# Single dose grinders - already lost...



## jamster (Feb 6, 2014)

I have a Mazzer Mini which has given reliable service for a number of years now.

I am spending more time with decaf at the minute due to health issues. My wife still wants full caff.

Considering testing out a single dose grinder, initially alongside the mazzer then one day to replace it perhaps if my wife likes it too.

I've just started research and already I'm down a rabbit hole of supply issues, no-brand devices from China etc.

Can I trouble someone to give me a quick orientation briefing on current state of play and what I should have on my shortlist? Budget: lower always equals better but don't worry too much at the minute; I'm trying to get a sense of lay of land.

Machine is Sage DB fwiw.

Super grateful for any time anyone is willing to spare here.


----------



## dutchy101 (Jun 12, 2020)

If you want to keep budget to £500 or so you have the Niche, the new Eureka Mignon Single dose grinder or the Solo which comes in at £400.

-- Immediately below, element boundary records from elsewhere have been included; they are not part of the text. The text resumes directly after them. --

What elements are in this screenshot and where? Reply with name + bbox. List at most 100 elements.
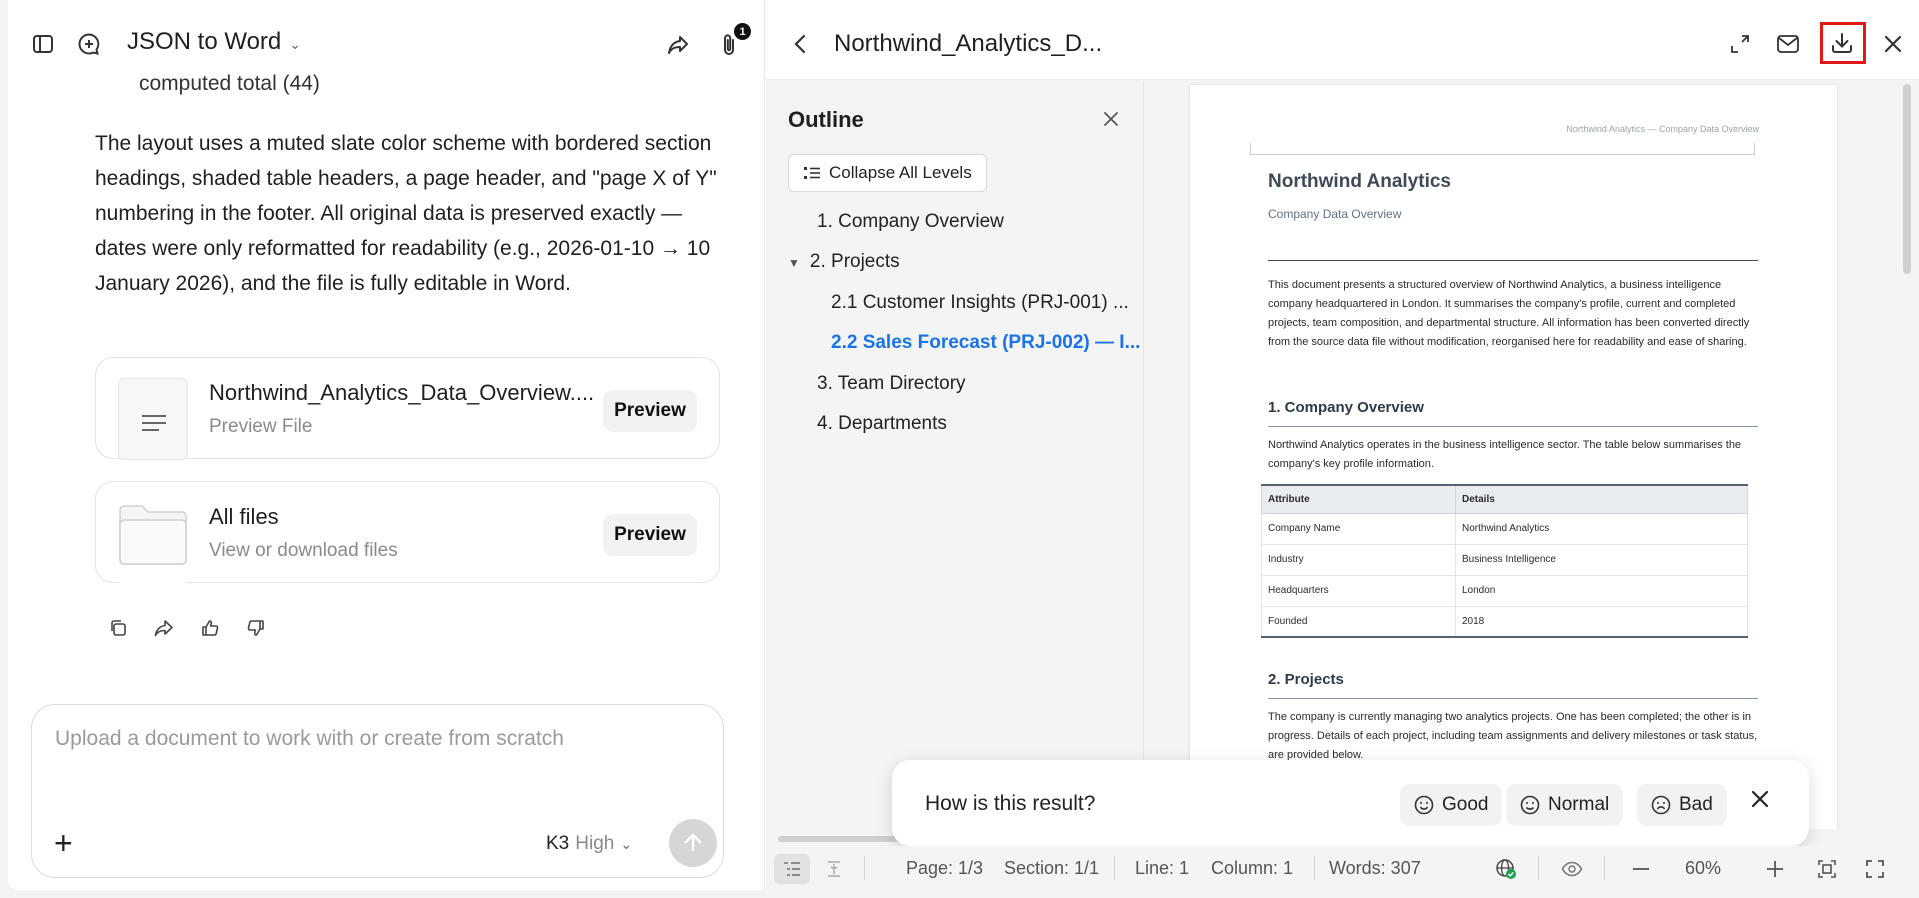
section2-rule bbox=[1268, 698, 1758, 699]
outline-item-projects[interactable]: ▼ 2. Projects bbox=[788, 251, 900, 273]
section2-heading: 2. Projects bbox=[1268, 671, 1344, 688]
zoom-out-icon[interactable] bbox=[1630, 858, 1652, 880]
title-rule bbox=[1268, 260, 1758, 261]
outline-item-company-overview[interactable]: 1. Company Overview bbox=[817, 211, 1004, 233]
table-header-cell: Attribute bbox=[1261, 484, 1456, 514]
feedback-normal-button[interactable]: Normal bbox=[1506, 784, 1624, 826]
outline-toggle-icon[interactable] bbox=[774, 854, 810, 884]
vertical-scrollbar[interactable] bbox=[1903, 84, 1911, 274]
composer: Upload a document to work with or create… bbox=[31, 704, 724, 878]
status-separator bbox=[1114, 856, 1115, 880]
outline-item-departments[interactable]: 4. Departments bbox=[817, 413, 947, 435]
section1-heading: 1. Company Overview bbox=[1268, 399, 1424, 416]
fullscreen-icon[interactable] bbox=[1864, 858, 1886, 880]
outline-item-sales-forecast[interactable]: 2.2 Sales Forecast (PRJ-002) — I... bbox=[831, 332, 1140, 354]
status-section: Section: 1/1 bbox=[1004, 858, 1100, 878]
chevron-down-icon: ⌄ bbox=[289, 35, 301, 52]
neutral-face-icon bbox=[1520, 795, 1540, 815]
section1-text: Northwind Analytics operates in the busi… bbox=[1268, 439, 1742, 470]
doc-intro: This document presents a structured over… bbox=[1268, 279, 1750, 348]
table-cell: 2018 bbox=[1455, 605, 1748, 638]
folder-icon bbox=[118, 502, 188, 584]
eye-icon[interactable] bbox=[1560, 858, 1584, 880]
download-highlight-box bbox=[1820, 22, 1866, 64]
chevron-down-icon: ⌄ bbox=[620, 835, 633, 852]
table-cell: Headquarters bbox=[1261, 574, 1456, 607]
model-selector[interactable]: K3 High ⌄ bbox=[546, 833, 632, 855]
feedback-bad-label: Bad bbox=[1679, 794, 1713, 815]
collapse-all-label: Collapse All Levels bbox=[829, 163, 972, 182]
preview-title: Northwind_Analytics_D... bbox=[834, 30, 1103, 57]
assistant-message: The layout uses a muted slate color sche… bbox=[95, 132, 717, 295]
table-cell: Northwind Analytics bbox=[1455, 512, 1748, 545]
share-message-icon[interactable] bbox=[152, 616, 176, 640]
doc-title: Northwind Analytics bbox=[1268, 171, 1451, 192]
document-icon bbox=[118, 378, 188, 460]
new-chat-icon[interactable] bbox=[76, 31, 102, 57]
sidebar-toggle-icon[interactable] bbox=[30, 31, 56, 57]
all-files-preview-button[interactable]: Preview bbox=[603, 514, 697, 556]
composer-input[interactable]: Upload a document to work with or create… bbox=[55, 727, 695, 751]
table-cell: Business Intelligence bbox=[1455, 543, 1748, 576]
arrow-up-icon bbox=[684, 833, 702, 852]
feedback-popup: How is this result? Good Normal Bad bbox=[892, 760, 1809, 846]
table-cell: Founded bbox=[1261, 605, 1456, 638]
fit-page-icon[interactable] bbox=[1816, 858, 1838, 880]
outline-close-icon[interactable] bbox=[1100, 108, 1122, 130]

Bella Barista sell the Eureka and Solo and both are available now. The Niche gets released in batches so you might have a couple of months to wait.

The Niche is a forum favourite - loads on here have it.

I have the Solo and think it's excellent although it has more workflow required than the Niche

Eureka has just been released - not many reviews on this one yet.

There is a whole forum here on the Niche Zero.

There's an 80 odd page thread on the Solo here:

https://www.coffeeforums.co.uk/topic/58285-new-g-iota-df64-solo-64mm-flat-burr-single-dosing-grinder/?do=embed

There's a 12 page thread on the Mignon here:

https://www.coffeeforums.co.uk/topic/60027-mignon-single-dose-grinder/?do=embed


----------



## Nightrider_1uk (Apr 26, 2020)

As @dutchy101suggests, only three options to choose from in that price bracket. If you can, try to get to Bella Barista for a look at the other two options. There are also oHand grinders out there that are very good.

The Eureka is a bit of an unknown quantity at the moment, but plenty of threads for both the Niche and the Solo. I have the Niche because of three reasons.

1) I wanted a White One

2) After reading the long read on here about the Solo, I came to the conclusion (Maybe wrongly as I've not has the solo, that the Niche worked better straight out of the box.

3) I preferred the look of the Niche.

I would suggest that since the Niche Fever has now abated and they can still be ordered from the website, one might arrive a bit quicker ( an email to Niche asking the question would clear up lead time delays)


----------



## dutchy101 (Jun 12, 2020)

Forgot to mention, the Niche has conical burrs, whereas the Solo and the Eureka are flat burr grinders.


----------



## 24774 (Mar 8, 2020)

jamster said:


> I have a Mazzer Mini which has given reliable service for a number of years now.
> 
> I am spending more time with decaf at the minute due to health issues. My wife still wants full caff.
> 
> ...


 If you are happy with your Mini why not just convert it to single dosing? It's easy to do. I have a converted Major, it's brilliant. You just need a screwdriver to take the hopper and doser off. Definitely the cheapest option and if you search the forum there are even cheaper solutions using air blowers, search 'Octopus mod'. The Daniel Wong mod is excellent and elegant though.

https://home-doserless.com/product/mazzer-mini-doserless-mod/


----------



## dutchy101 (Jun 12, 2020)

Great suggestion there by @CocoLoco and will be the cheapest option. Unless you want something new...


----------



## 24774 (Mar 8, 2020)

Don't know why I put Major, I have a Royal!

DW does all sizes though and the Octopus mod is adaptable.


----------